When I think about managing enrollment, key indicators like inquiries, visits, and applications naturally come to mind. However, much more is required in order to achieve ongoing sustainable success in an independent school or university.
Every good chief enrollment officer has a strategic plan for the week, the month, and the year. A great chief enrollment officer has a strategic plan for the next five years and a backup plan for inevitable interruptions—operating systems crash, tour guides become ill, or it rains on an event day.
While it is not all about the numbers, but about the inherent good that we deliver to families and our schools when we manage enrollment well, there are eight strategies that have worked for me over the years:
1. Anticipate the Future
My enrollment management plan begins with a SWOT analysis. Strengths and weaknesses tell us what to enhance and improve, while opportunities and threats give us room for growth and protect us from our vulnerabilities. Admission counselors need to know their families’ needs and not shy away from hard questions. Staff needs training, accountability, and goals to ensure continuous success in the future. The demographic outlook is changing rapidly. Is your school equipped to serve families with varying wants and needs?
2. Use Technology to Your Advantage
Streamline operations so that counselors are spending 80 percent of their time enrolling students and 20 percent in preparation or meetings. Use technology (like a robust CRM software solution) to increase your efficiency. Does your system give you real-time data from any computer in the world? Do you have a dashboard that summarizes your key indicators at the touch of a button, or do you spend hours running ad hoc reports?
3. Be Proactive in Your Analysis
In order to assess key indicators, a predictive year-to-date model is critical. Boards generally do not have patience for shortfalls, and few heads have time to concentrate on the details. At the end of the day (or the summer when there is melt), you do not want to agonize over what you might have done differently. Boards and heads expect you to foresee shortfalls or melt and to plan proactively for success.
4. Set High but Achievable Goals
Set your external goals high, your internal goals higher, and prepare your predictive model forecast conservatively. This keeps you ahead of the budget. Set up a forecast that is realistic so that you stay out front instead of spending your time playing catch-up. When you are trying to catch up, you will often find your 80/20 day reversed. There is simply not enough mindfulness training available for you and your staff during an enrollment shortfall!
5. Think Like a CEO
Each summer, I take a deep dive into the big data, perform a postmortem on last year’s outcomes, and brainstorm what I can do differently. Pretend this is your business. What would you do? Think like a CEO to ensure your own success. Study other businesses and other markets. What are they doing?
6. Find Your Disciples
Re-enrollment should count for the largest percentage of enrollment revenue. Discounting those families who should be returning is a serious mistake. You have to keep in touch, maintain loyalty, and honor your promise statement. Once you deliver, you can utilize those families to ensure that your newest families become entrenched in the community. If your attrition rate is increasing, then implement a retention plan that continuously promotes value to your current families.
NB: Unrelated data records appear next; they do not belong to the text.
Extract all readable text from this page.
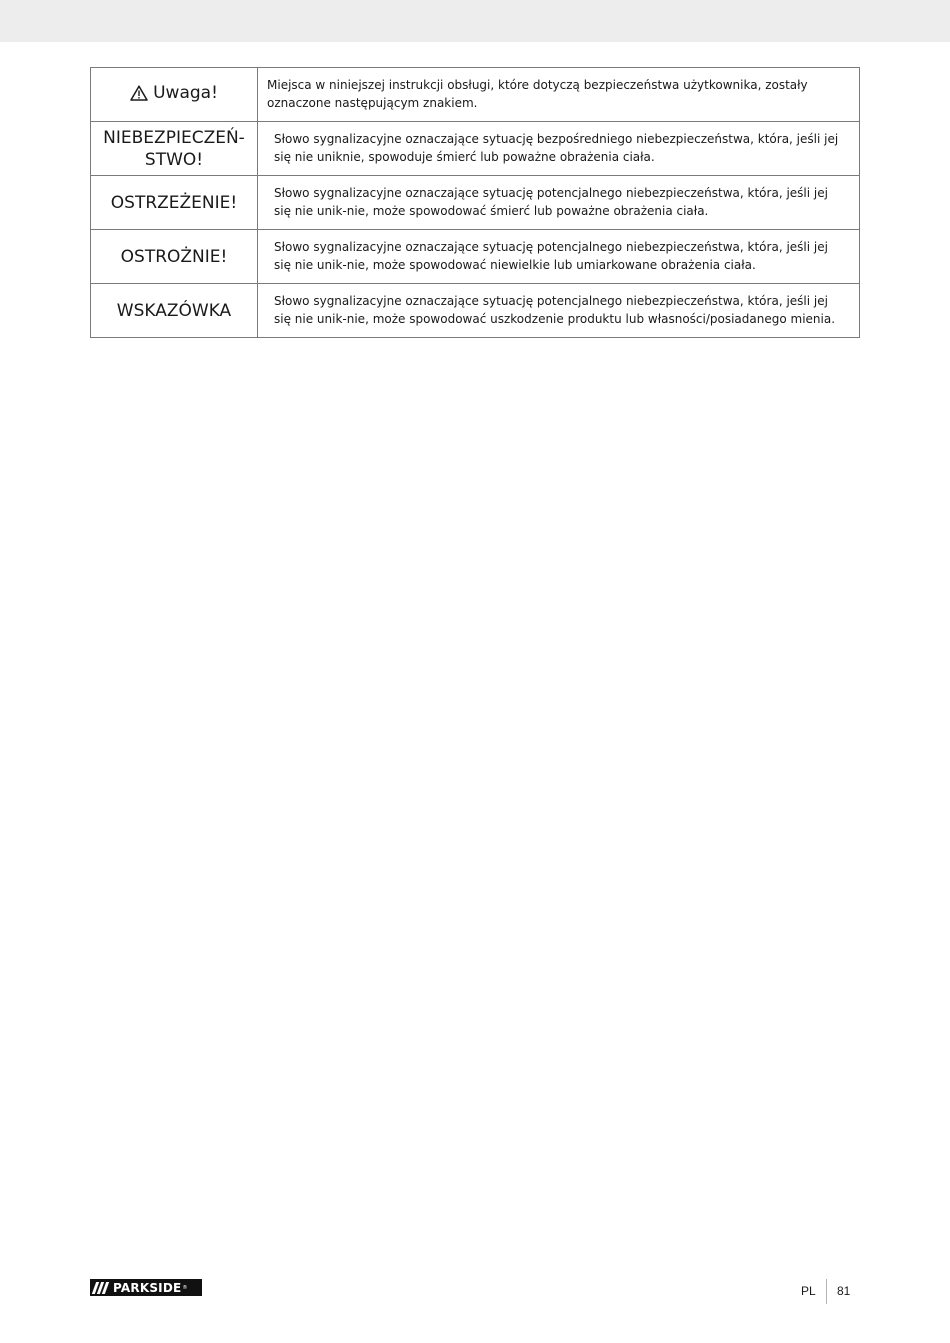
Uwaga!	Miejsca w niniejszej instrukcji obsługi, które dotyczą bezpieczeństwa użytkownika, zostały oznaczone następującym znakiem.
NIEBEZPIECZEŃ-
STWO!	Słowo sygnalizacyjne oznaczające sytuację bezpośredniego niebezpieczeństwa, która, jeśli jej się nie uniknie, spowoduje śmierć lub poważne obrażenia ciała.
OSTRZEŻENIE!	Słowo sygnalizacyjne oznaczające sytuację potencjalnego niebezpieczeństwa, która, jeśli jej się nie unik-nie, może spowodować śmierć lub poważne obrażenia ciała.
OSTROŻNIE!	Słowo sygnalizacyjne oznaczające sytuację potencjalnego niebezpieczeństwa, która, jeśli jej się nie unik-nie, może spowodować niewielkie lub umiarkowane obrażenia ciała.
WSKAZÓWKA	Słowo sygnalizacyjne oznaczające sytuację potencjalnego niebezpieczeństwa, która, jeśli jej się nie unik-nie, może spowodować uszkodzenie produktu lub własności/posiadanego mienia.
PARKSIDE ®	PL 81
7. Build “Multi-Channel” Relationships
Relationship building, sometimes one family at a time, is the most important priority. Yet, the admission role requires so many skills and talents that often the best enrollment staff burns out or combusts without multichannel infusions. Do your teachers all know what to say when given the mic? Are they able to explain the essence of your school and can they recite the undeniable facts over a cup of coffee or on a plane? Multichannel marketing can promote your students and teachers to help target and capture a new audience.
8. Focus on You
Stress is real, and grit is necessary. I recommend a good mentor for motivation and collaboration. Find a group, go to a conference, study the trends, and learn how to predict the future.
The road is becoming more narrow and bumpy as fewer families see the value in the investment, as boards expect the best students, and CFOs trim financial aid budgets. We must all create new paths to produce student success for our future. Our schools and our students are depending on us.